Professor Adrian Matthews, ENV, UEA
Dr Ben Webber, ENV, UEA
Dr Tim Graham, Met Office
Dr Xavier, Met Office
Numerical weather prediction (NWP) is the main tool behind weather forecasting of rainfall, temperature, winds and other meteorological variables. These forecasts are relied on for business planning, to protect life and property and by the general public. NWP is based on computer models of the physical laws that govern the atmosphere. The Met Office (CASE partner) runs one of the most advanced NWP systems in the world. As part of their ongoing drive to improve forecasts, they are moving beyond their “atmosphere-only” model and trialling a new “coupled ocean-atmosphere” NWP system including ocean processes. This is likely to improve forecast skill, particularly in the Tropics, where there are long-lived weather systems that interact strongly with the ocean, such as the Madden-Julian Oscillation (MJO), which is hard to forecast and linked to hazardous weather.

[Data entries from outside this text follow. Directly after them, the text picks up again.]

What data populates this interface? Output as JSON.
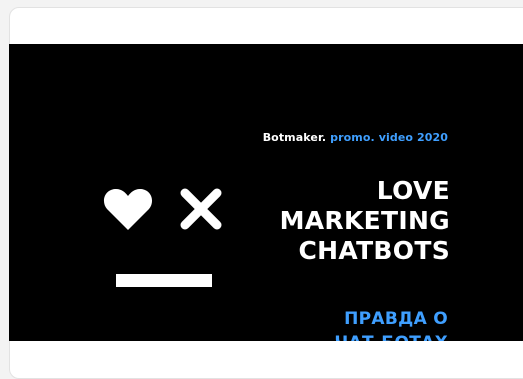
{
  "promo": {
    "brand": "Botmaker.",
    "rest": " promo. video 2020"
  },
  "headline": {
    "line1": "LOVE",
    "line2": "MARKETING",
    "line3": "CHATBOTS"
  },
  "subhead": {
    "line1": "ПРАВДА О",
    "line2": "ЧАТ-БОТАХ"
  },
  "icons": {
    "left_eye": "heart-icon",
    "right_eye": "x-icon",
    "mouth": "bar-shape"
  },
  "colors": {
    "background": "#000000",
    "text_primary": "#ffffff",
    "accent": "#3f9fff"
  }
}
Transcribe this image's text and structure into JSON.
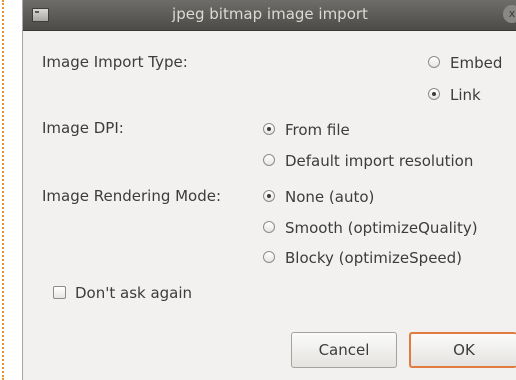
{
  "window": {
    "title": "jpeg bitmap image import",
    "close_glyph": "x"
  },
  "import_type": {
    "label": "Image Import Type:",
    "options": [
      {
        "label": "Embed",
        "selected": false
      },
      {
        "label": "Link",
        "selected": true
      }
    ]
  },
  "dpi": {
    "label": "Image DPI:",
    "options": [
      {
        "label": "From file",
        "selected": true
      },
      {
        "label": "Default import resolution",
        "selected": false
      }
    ]
  },
  "rendering": {
    "label": "Image Rendering Mode:",
    "options": [
      {
        "label": "None (auto)",
        "selected": true
      },
      {
        "label": "Smooth (optimizeQuality)",
        "selected": false
      },
      {
        "label": "Blocky (optimizeSpeed)",
        "selected": false
      }
    ]
  },
  "dont_ask": {
    "label": "Don't ask again",
    "checked": false
  },
  "buttons": {
    "cancel": "Cancel",
    "ok": "OK"
  },
  "colors": {
    "titlebar": "#4c4b47",
    "dialog_bg": "#f2f1f0",
    "focus_accent": "#e27b3f",
    "page_edge": "#e8942e"
  },
  "icons": {
    "window_icon": "app-window-icon",
    "close": "close-icon"
  }
}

You will join a team of weather, climate and NWP experts at UEA and the Met Office. You will assess the forecast skill of atmosphere-only and coupled configurations of the Met Office NWP model to quantify the benefit of coupling, focusing on the Tropics and the MJO. Additionally, you will perform a process-based analysis to determine the atmospheric and oceanic mechanisms behind any increase in skill. You will provide recommendations to the Met Office for future development of their coupled NWP system.
You will be trained in the analysis of NWP model output using the python programming language, including use of specific python modules developed by the Met Office for analysing and visualising model output. Depending on your background, you will be trained in atmospheric physics, meteorology and oceanography to equip you for the process-based analysis. In addition to frequent teleconferences with the Met Office co-supervisors, you will undertake visits to the Met Office for training in running and analysing the Met Office model. You will present your work at an international scientific conference.
You will be a physical sciences graduate (physics, mathematics, meteorology, oceanography, or similar), with a keen interest in applying theoretical understanding to solve real world environmental problems. Programming skills (e.g., Python, Matlab, Java) will be beneficial.